Sunday I drove from Deadwood up to Devils Tower, Wyoming, where I took a short hike and some pics but had no Close Encounters of the Third (or any other) Kind. I did, however, read Morning Prayer while staring up at the Tower. From there I continued on across most of Wyoming. The “High Plains,” with their cattle and horse ranches and oil wells, gave way eventually to the stunning Bighorn Mountain range, which I crossed on US 16. Absolutely breathtaking scenery for miles and miles. And enough of a climb (up to around 9,000 ft) that my car definitely felt it! I had no idea there was such variety and such beauty in Wyoming.
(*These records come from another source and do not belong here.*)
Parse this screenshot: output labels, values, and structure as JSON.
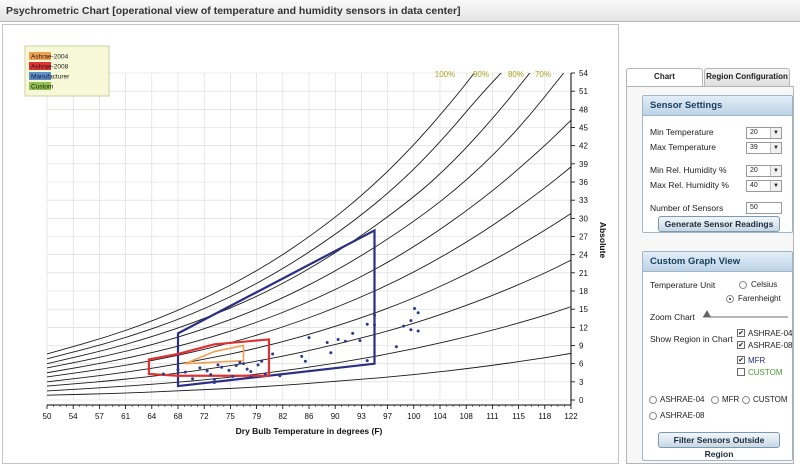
{
  "title": "Psychrometric Chart [operational view of temperature and humidity sensors in data center]",
  "colors": {
    "ashrae2004": "#f0a050",
    "ashrae2008": "#e03232",
    "manufacturer": "#2a2e85",
    "custom": "#90c050",
    "humidity_curve": "#1a1a1a",
    "rh_label": "#a8a820",
    "points": "#2a3a8a"
  },
  "chart_data": {
    "type": "scatter",
    "xlabel": "Dry Bulb Temperature in degrees (F)",
    "ylabel": "Absolute",
    "x_ticks": [
      "50",
      "54",
      "57",
      "61",
      "64",
      "68",
      "72",
      "75",
      "79",
      "82",
      "86",
      "90",
      "93",
      "97",
      "100",
      "104",
      "108",
      "111",
      "115",
      "118",
      "122"
    ],
    "y_ticks": [
      "0",
      "3",
      "6",
      "9",
      "12",
      "15",
      "18",
      "21",
      "24",
      "27",
      "30",
      "33",
      "36",
      "39",
      "42",
      "45",
      "48",
      "51",
      "54"
    ],
    "xlim": [
      50,
      122
    ],
    "ylim": [
      0,
      54
    ],
    "rh_labels": [
      "100%",
      "90%",
      "80%",
      "70%"
    ],
    "legend": [
      {
        "name": "Ashrae-2004",
        "color": "#f0a050"
      },
      {
        "name": "Ashrae-2008",
        "color": "#e03232"
      },
      {
        "name": "Manufacturer",
        "color": "#5b8fd0"
      },
      {
        "name": "Custom",
        "color": "#90c050"
      }
    ],
    "regions": [
      {
        "name": "Manufacturer",
        "color": "#2a2e85",
        "points": [
          [
            68,
            11
          ],
          [
            95,
            28
          ],
          [
            95,
            6
          ],
          [
            68,
            2.3
          ]
        ]
      },
      {
        "name": "Ashrae-2008",
        "color": "#e03232",
        "points": [
          [
            64,
            4.3
          ],
          [
            64,
            6.7
          ],
          [
            68,
            7.6
          ],
          [
            73,
            9.2
          ],
          [
            80.5,
            10
          ],
          [
            80.5,
            4
          ],
          [
            68,
            4
          ],
          [
            64,
            4.3
          ]
        ]
      },
      {
        "name": "Ashrae-2004",
        "color": "#f0a050",
        "points": [
          [
            69,
            6
          ],
          [
            73,
            8
          ],
          [
            77,
            9
          ],
          [
            77,
            6.5
          ],
          [
            69,
            6
          ]
        ]
      }
    ],
    "humidity_curves": [
      {
        "rh": 100,
        "points": [
          [
            50,
            7.6
          ],
          [
            60,
            11.0
          ],
          [
            70,
            15.7
          ],
          [
            80,
            22.0
          ],
          [
            88,
            28.6
          ],
          [
            94,
            34.5
          ],
          [
            100,
            41.5
          ],
          [
            106,
            49.8
          ],
          [
            110,
            56
          ]
        ]
      },
      {
        "rh": 90,
        "points": [
          [
            50,
            6.8
          ],
          [
            60,
            9.9
          ],
          [
            70,
            14.1
          ],
          [
            80,
            19.8
          ],
          [
            90,
            27.5
          ],
          [
            98,
            35.2
          ],
          [
            104,
            42.5
          ],
          [
            110,
            51
          ],
          [
            114,
            56
          ]
        ]
      },
      {
        "rh": 80,
        "points": [
          [
            50,
            6.0
          ],
          [
            60,
            8.8
          ],
          [
            70,
            12.6
          ],
          [
            80,
            17.6
          ],
          [
            90,
            24.4
          ],
          [
            100,
            33.0
          ],
          [
            106,
            39.5
          ],
          [
            112,
            47.5
          ],
          [
            117,
            55
          ]
        ]
      },
      {
        "rh": 70,
        "points": [
          [
            50,
            5.3
          ],
          [
            60,
            7.7
          ],
          [
            70,
            11.0
          ],
          [
            80,
            15.4
          ],
          [
            90,
            21.4
          ],
          [
            100,
            29.0
          ],
          [
            108,
            36.5
          ],
          [
            115,
            45
          ],
          [
            121,
            54
          ]
        ]
      },
      {
        "rh": 60,
        "points": [
          [
            50,
            4.5
          ],
          [
            60,
            6.6
          ],
          [
            70,
            9.4
          ],
          [
            80,
            13.2
          ],
          [
            90,
            18.3
          ],
          [
            100,
            24.8
          ],
          [
            110,
            33.2
          ],
          [
            118,
            41.5
          ],
          [
            122,
            46.2
          ]
        ]
      },
      {
        "rh": 50,
        "points": [
          [
            50,
            3.8
          ],
          [
            60,
            5.5
          ],
          [
            70,
            7.8
          ],
          [
            80,
            11.0
          ],
          [
            90,
            15.3
          ],
          [
            100,
            20.7
          ],
          [
            110,
            27.7
          ],
          [
            118,
            34.6
          ],
          [
            122,
            38.5
          ]
        ]
      },
      {
        "rh": 40,
        "points": [
          [
            50,
            3.0
          ],
          [
            60,
            4.4
          ],
          [
            70,
            6.3
          ],
          [
            80,
            8.8
          ],
          [
            90,
            12.2
          ],
          [
            100,
            16.5
          ],
          [
            110,
            22.1
          ],
          [
            118,
            27.7
          ],
          [
            122,
            30.8
          ]
        ]
      },
      {
        "rh": 30,
        "points": [
          [
            50,
            2.3
          ],
          [
            60,
            3.3
          ],
          [
            70,
            4.7
          ],
          [
            80,
            6.6
          ],
          [
            90,
            9.2
          ],
          [
            100,
            12.4
          ],
          [
            110,
            16.6
          ],
          [
            118,
            20.7
          ],
          [
            122,
            23.1
          ]
        ]
      },
      {
        "rh": 20,
        "points": [
          [
            50,
            1.5
          ],
          [
            60,
            2.2
          ],
          [
            70,
            3.1
          ],
          [
            80,
            4.4
          ],
          [
            90,
            6.1
          ],
          [
            100,
            8.3
          ],
          [
            110,
            11.1
          ],
          [
            118,
            13.8
          ],
          [
            122,
            15.4
          ]
        ]
      },
      {
        "rh": 10,
        "points": [
          [
            50,
            0.8
          ],
          [
            60,
            1.1
          ],
          [
            70,
            1.6
          ],
          [
            80,
            2.2
          ],
          [
            90,
            3.1
          ],
          [
            100,
            4.1
          ],
          [
            110,
            5.5
          ],
          [
            118,
            6.9
          ],
          [
            122,
            7.7
          ]
        ]
      }
    ],
    "sensor_points": [
      [
        66,
        4.3
      ],
      [
        68,
        5.0
      ],
      [
        69,
        4.6
      ],
      [
        70,
        3.5
      ],
      [
        71,
        5.3
      ],
      [
        72,
        4.8
      ],
      [
        72.5,
        4.2
      ],
      [
        73,
        2.9
      ],
      [
        73,
        3.4
      ],
      [
        73.5,
        5.8
      ],
      [
        74,
        5.4
      ],
      [
        75,
        4.9
      ],
      [
        75.5,
        3.9
      ],
      [
        76,
        5.7
      ],
      [
        76.5,
        6.2
      ],
      [
        77,
        6.0
      ],
      [
        77.5,
        5.1
      ],
      [
        78,
        4.7
      ],
      [
        78,
        3.8
      ],
      [
        79,
        5.8
      ],
      [
        79.5,
        6.4
      ],
      [
        80,
        4.3
      ],
      [
        81,
        7.6
      ],
      [
        82,
        4.0
      ],
      [
        85,
        7.2
      ],
      [
        85.5,
        6.4
      ],
      [
        86,
        10.3
      ],
      [
        88.5,
        9.5
      ],
      [
        89,
        7.8
      ],
      [
        90,
        10.0
      ],
      [
        91,
        9.7
      ],
      [
        92,
        11.0
      ],
      [
        93,
        9.8
      ],
      [
        94,
        12.5
      ],
      [
        94,
        6.5
      ],
      [
        95,
        14.0
      ],
      [
        95,
        12.4
      ],
      [
        98,
        8.8
      ],
      [
        99,
        12.2
      ],
      [
        100,
        13.1
      ],
      [
        100,
        11.6
      ],
      [
        100.5,
        15.1
      ],
      [
        101,
        14.4
      ],
      [
        101,
        11.4
      ]
    ]
  },
  "tabs": [
    {
      "label": "Chart Configuration",
      "active": true
    },
    {
      "label": "Region Configuration",
      "active": false
    }
  ],
  "sensor_settings": {
    "heading": "Sensor Settings",
    "min_temp_label": "Min  Temperature",
    "min_temp_value": "20",
    "max_temp_label": "Max  Temperature",
    "max_temp_value": "39",
    "min_rh_label": "Min   Rel. Humidity %",
    "min_rh_value": "20",
    "max_rh_label": "Max  Rel. Humidity %",
    "max_rh_value": "40",
    "num_sensors_label": "Number of Sensors",
    "num_sensors_value": "50",
    "generate_button": "Generate Sensor Readings"
  },
  "custom_graph": {
    "heading": "Custom Graph View",
    "temp_unit_label": "Temperature Unit",
    "celsius": "Celsius",
    "farenheight": "Farenheight",
    "zoom_label": "Zoom Chart",
    "zoom_level": 0.05,
    "show_region_label": "Show Region in Chart",
    "regions": [
      {
        "label": "ASHRAE-04",
        "checked": true
      },
      {
        "label": "ASHRAE-08",
        "checked": true
      },
      {
        "label": "MFR",
        "checked": true
      },
      {
        "label": "CUSTOM",
        "checked": false
      }
    ],
    "filter_options": [
      "ASHRAE-04",
      "MFR",
      "CUSTOM",
      "ASHRAE-08"
    ],
    "filter_button": "Filter Sensors  Outside Region"
  }
}
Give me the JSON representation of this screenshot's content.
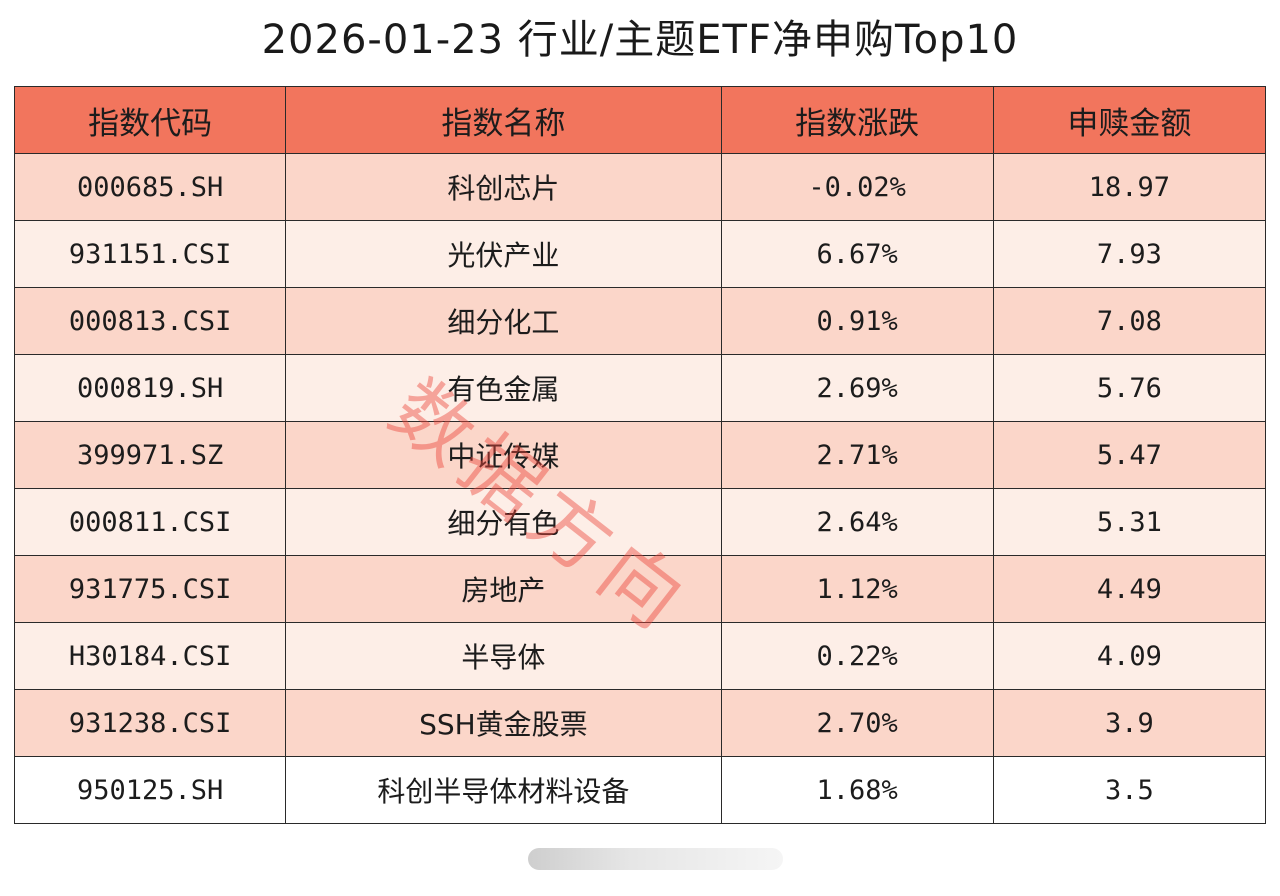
{
  "title": "2026-01-23 行业/主题ETF净申购Top10",
  "table": {
    "headers": [
      "指数代码",
      "指数名称",
      "指数涨跌",
      "申赎金额"
    ],
    "rows": [
      {
        "code": "000685.SH",
        "name": "科创芯片",
        "change": "-0.02%",
        "amount": "18.97"
      },
      {
        "code": "931151.CSI",
        "name": "光伏产业",
        "change": "6.67%",
        "amount": "7.93"
      },
      {
        "code": "000813.CSI",
        "name": "细分化工",
        "change": "0.91%",
        "amount": "7.08"
      },
      {
        "code": "000819.SH",
        "name": "有色金属",
        "change": "2.69%",
        "amount": "5.76"
      },
      {
        "code": "399971.SZ",
        "name": "中证传媒",
        "change": "2.71%",
        "amount": "5.47"
      },
      {
        "code": "000811.CSI",
        "name": "细分有色",
        "change": "2.64%",
        "amount": "5.31"
      },
      {
        "code": "931775.CSI",
        "name": "房地产",
        "change": "1.12%",
        "amount": "4.49"
      },
      {
        "code": "H30184.CSI",
        "name": "半导体",
        "change": "0.22%",
        "amount": "4.09"
      },
      {
        "code": "931238.CSI",
        "name": "SSH黄金股票",
        "change": "2.70%",
        "amount": "3.9"
      },
      {
        "code": "950125.SH",
        "name": "科创半导体材料设备",
        "change": "1.68%",
        "amount": "3.5"
      }
    ]
  },
  "watermark": "数据方向",
  "colors": {
    "header_bg": "#f2755d",
    "row_odd_bg": "#fbd6c9",
    "row_even_bg": "#fdeee7",
    "watermark": "#ec463c"
  }
}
After coming out of the mountains it was across some semi-arid and near-desert areas before arriving in Cody, WY for the evening. Had a fabulous meal at Las Comidas Mexican restaurant on the main strip in Cody. I recommend the Alamos Quesadillas!

I spent the first part of Monday at the Buffalo Bill Historical Center in Cody, which is actually a first-rate museum of art of the American West, and its geography, and also the life and culture and challenges of the Plains Indians. The Plains Indians exhibits were much more informative than those at the Crazy Horse Memorial exhibit complex. I heartily recommend the Buffalo Bill Historical Center to anyone passing through Cody, even if you know or care little about Buffalo Bill Cody himself. I zipped through the gallery devoted to him, but lingered in the others.

After Cody it was through the beautiful Shoshone Valley, and then into Yellowstone National Park. The weather turned even grayer and wetter, and by the time I’d made my way across Yellowstone I was getting depressed. I’d seen enough snow and felt enough cold wet wind; I think the sun had been out for all of 5 minutes since I left Rochester. I settled in at the Days Inn in the town of West Yellowstone. West Yellowstone has cheap motels, and not much else. Most of the town is closed b/c it’s still “off season”—visitors don’t come to the Park in any numbers at this time of the year. Decided to be adventurous at dinner and had buffalo roast. Tasted basically like roast beef. Maybe a bit stronger, but not much.

Which brings me up to today, Tuesday the 13th. Spent today tooling around the various geyser basins in Yellowstone. Praise God, the SUN finally came out and it was a beautiful day. Saw lots of neat sights. The highlight was of course Old Faithful, but West Thumb had lots of interesting things too. Got some gorgeous views of the Tetons in the distance across Lake Yellowstone. And I spent some time just standing staring at rushing rivers and getting into a more relaxed rhythm. Finished off the day with a dinner of pan-fried rainbow trout at a local restaurant in West Yellowstone.

Tomorrow it’s up to the northern sections of the park.

As I have time to edit and upload pictures, I'm putting them at the yahoo site referenced above. About 5 there now, more to come.